A multiplicative analogue of Schnirelmann's theorem

Abstract: The classical theorem of Schnirelmann states that the primes are an additive basis for the integers. In this paper we consider the analogous multiplicative setting of the cyclic group $\left(\mathbb{Z}/ q\mathbb{Z}\right)^{\times}$, and prove a similar result.
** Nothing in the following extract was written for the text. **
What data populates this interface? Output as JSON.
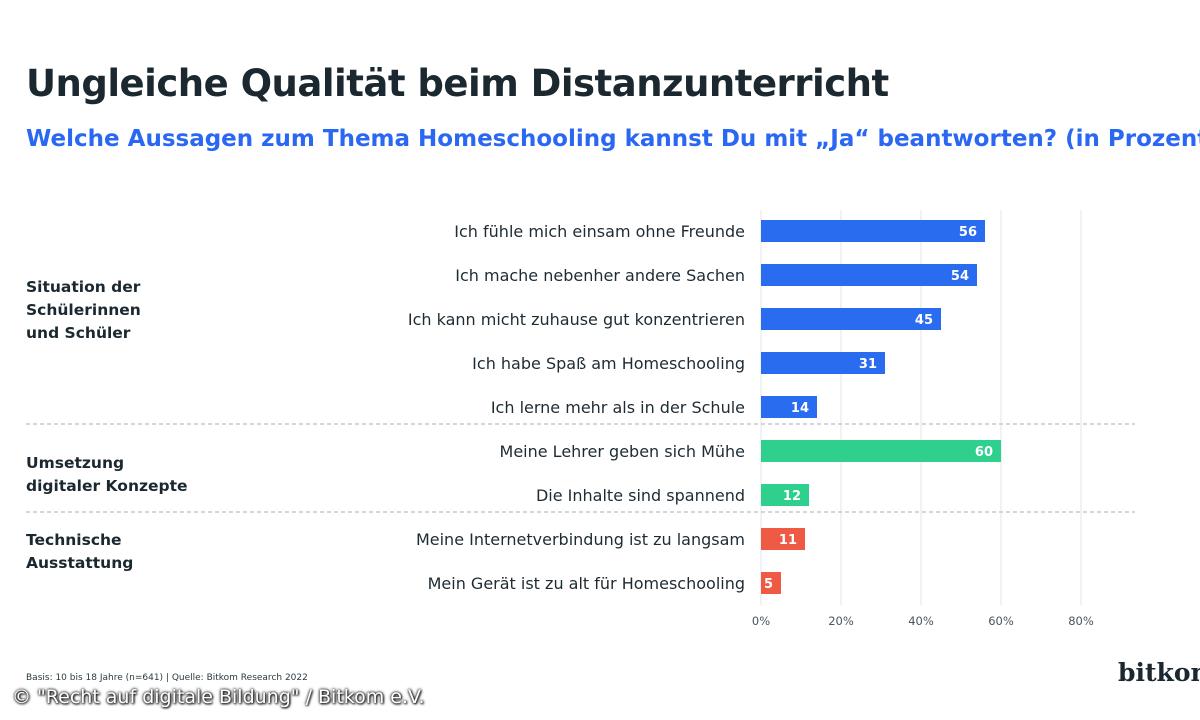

For all suitably large primes $q$ we define $P_\eta$ to be the set of primes less than $\eta q$, viewed naturally as a subset of $\left(\mathbb{Z}/ q\mathbb{Z}\right)^{\times}$. Considering the $k$-fold product set $P_\eta^{(k)}={p_1p_2\cdots p_k:p_i\in P_\eta }$, we show that for $\eta \gg q^{-\frac{1}{4}+\epsilon}$ there exists a constant $k$ depending only on $\epsilon$ such that $P_\eta^{(k)}=\left(\mathbb{Z}/ q\mathbb{Z}\right)^{\times}$. Erd\H{o}s conjectured that for $\eta = 1$ the value $k=2$ should suffice: although we have not been able to prove this conjecture, we do establish that $P_1 ^{(2)}$ has density at least $\frac{1}{64}(1+o(1))$. We also formulate a similar theorem in almost-primes, improving on existing results.